Beginnen Sie mit den offiziellen Anzeigenbibliotheken und beobachten Sie dann, was sie Ihnen nicht zeigen können. So bauen Sie ein globales Konkurrenzanzeigen-Monitoring auf, das einer genauen Prüfung standhält.

Matt Brown

Matt Brown

10. September 2026 · 8 Min. Lesezeit

Die Überwachung von Wettbewerber-Anzeigen hat sich in einer Weise verändert, mit der die meisten Teams noch nicht Schritt gehalten haben. Vor ein paar Jahren war der einzige Weg zu erfahren, was ein Konkurrent schaltet, selbst hinzuschauen, was einen Browser, einen Standort und viel manuelle Arbeit bedeutete.

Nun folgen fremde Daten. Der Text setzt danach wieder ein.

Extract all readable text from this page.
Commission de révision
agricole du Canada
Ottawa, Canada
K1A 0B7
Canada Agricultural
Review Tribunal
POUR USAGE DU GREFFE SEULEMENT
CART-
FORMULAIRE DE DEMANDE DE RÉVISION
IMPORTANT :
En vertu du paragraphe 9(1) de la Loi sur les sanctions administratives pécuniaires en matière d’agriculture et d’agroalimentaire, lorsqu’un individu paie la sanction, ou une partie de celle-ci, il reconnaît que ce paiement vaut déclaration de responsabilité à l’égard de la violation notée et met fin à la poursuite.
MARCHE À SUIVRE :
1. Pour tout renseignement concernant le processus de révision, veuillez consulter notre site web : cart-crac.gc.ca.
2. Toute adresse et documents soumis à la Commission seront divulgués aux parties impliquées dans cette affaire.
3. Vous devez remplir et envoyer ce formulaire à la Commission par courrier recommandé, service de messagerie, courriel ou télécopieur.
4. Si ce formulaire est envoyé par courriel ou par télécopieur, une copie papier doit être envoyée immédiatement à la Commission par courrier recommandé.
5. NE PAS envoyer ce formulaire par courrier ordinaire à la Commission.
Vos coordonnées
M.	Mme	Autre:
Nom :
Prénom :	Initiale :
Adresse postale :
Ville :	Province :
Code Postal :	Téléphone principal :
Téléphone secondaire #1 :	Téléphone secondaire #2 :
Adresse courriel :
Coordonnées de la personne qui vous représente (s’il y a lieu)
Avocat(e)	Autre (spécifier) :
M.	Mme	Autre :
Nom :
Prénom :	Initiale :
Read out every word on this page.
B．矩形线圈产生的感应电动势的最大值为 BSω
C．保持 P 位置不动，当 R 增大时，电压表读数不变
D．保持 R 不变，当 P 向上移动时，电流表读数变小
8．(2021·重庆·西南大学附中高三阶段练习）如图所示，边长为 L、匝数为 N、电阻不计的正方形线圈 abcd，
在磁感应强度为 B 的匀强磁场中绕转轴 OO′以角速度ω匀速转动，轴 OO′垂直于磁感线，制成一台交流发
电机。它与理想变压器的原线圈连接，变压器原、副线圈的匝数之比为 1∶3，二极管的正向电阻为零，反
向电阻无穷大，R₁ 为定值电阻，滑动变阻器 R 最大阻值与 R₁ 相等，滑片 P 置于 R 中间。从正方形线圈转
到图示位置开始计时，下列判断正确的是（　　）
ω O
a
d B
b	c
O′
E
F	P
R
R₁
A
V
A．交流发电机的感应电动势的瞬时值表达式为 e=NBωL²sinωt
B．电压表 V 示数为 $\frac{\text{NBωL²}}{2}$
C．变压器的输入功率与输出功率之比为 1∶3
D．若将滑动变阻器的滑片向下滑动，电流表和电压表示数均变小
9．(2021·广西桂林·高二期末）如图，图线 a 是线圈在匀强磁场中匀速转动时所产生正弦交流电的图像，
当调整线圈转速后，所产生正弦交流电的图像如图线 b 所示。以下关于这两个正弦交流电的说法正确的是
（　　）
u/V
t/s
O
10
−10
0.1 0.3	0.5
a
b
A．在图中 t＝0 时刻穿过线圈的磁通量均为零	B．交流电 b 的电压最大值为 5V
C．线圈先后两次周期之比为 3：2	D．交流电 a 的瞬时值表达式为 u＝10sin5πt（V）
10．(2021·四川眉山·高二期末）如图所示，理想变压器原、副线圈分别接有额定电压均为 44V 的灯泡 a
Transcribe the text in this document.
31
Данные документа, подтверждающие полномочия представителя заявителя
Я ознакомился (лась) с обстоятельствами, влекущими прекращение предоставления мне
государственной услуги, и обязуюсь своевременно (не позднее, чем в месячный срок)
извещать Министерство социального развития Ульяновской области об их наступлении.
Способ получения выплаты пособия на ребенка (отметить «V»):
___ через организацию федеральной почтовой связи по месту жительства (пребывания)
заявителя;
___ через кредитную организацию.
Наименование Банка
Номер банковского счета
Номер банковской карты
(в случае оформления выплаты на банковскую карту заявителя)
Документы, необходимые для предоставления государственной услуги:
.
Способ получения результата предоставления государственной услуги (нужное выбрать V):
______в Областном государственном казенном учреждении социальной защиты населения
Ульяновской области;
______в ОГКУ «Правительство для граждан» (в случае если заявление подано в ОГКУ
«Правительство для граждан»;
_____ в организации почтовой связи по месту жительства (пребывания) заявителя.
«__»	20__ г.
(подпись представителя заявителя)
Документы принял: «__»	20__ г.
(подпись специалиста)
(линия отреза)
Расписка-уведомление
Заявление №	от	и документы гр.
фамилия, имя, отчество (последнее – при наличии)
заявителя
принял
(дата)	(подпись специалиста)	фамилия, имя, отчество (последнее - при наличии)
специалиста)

Heute veröffentlichen die großen Plattformen Anzeigenbibliotheken. Meta, Google, TikTok und LinkedIn stellen alle durchsuchbare Archive laufender Werbung bereit, und regulatorischer Druck hat sowohl erweitert, was sie zeigen, als auch, wer Anfragen stellen darf. Das ändert die sinnvolle Reihenfolge der Arbeitsschritte: zunächst die offiziellen Quellen nutzen, genau verstehen, was sie auslassen, und dann eine eigene Beobachtung aufbauen, um die Lücke zu schließen.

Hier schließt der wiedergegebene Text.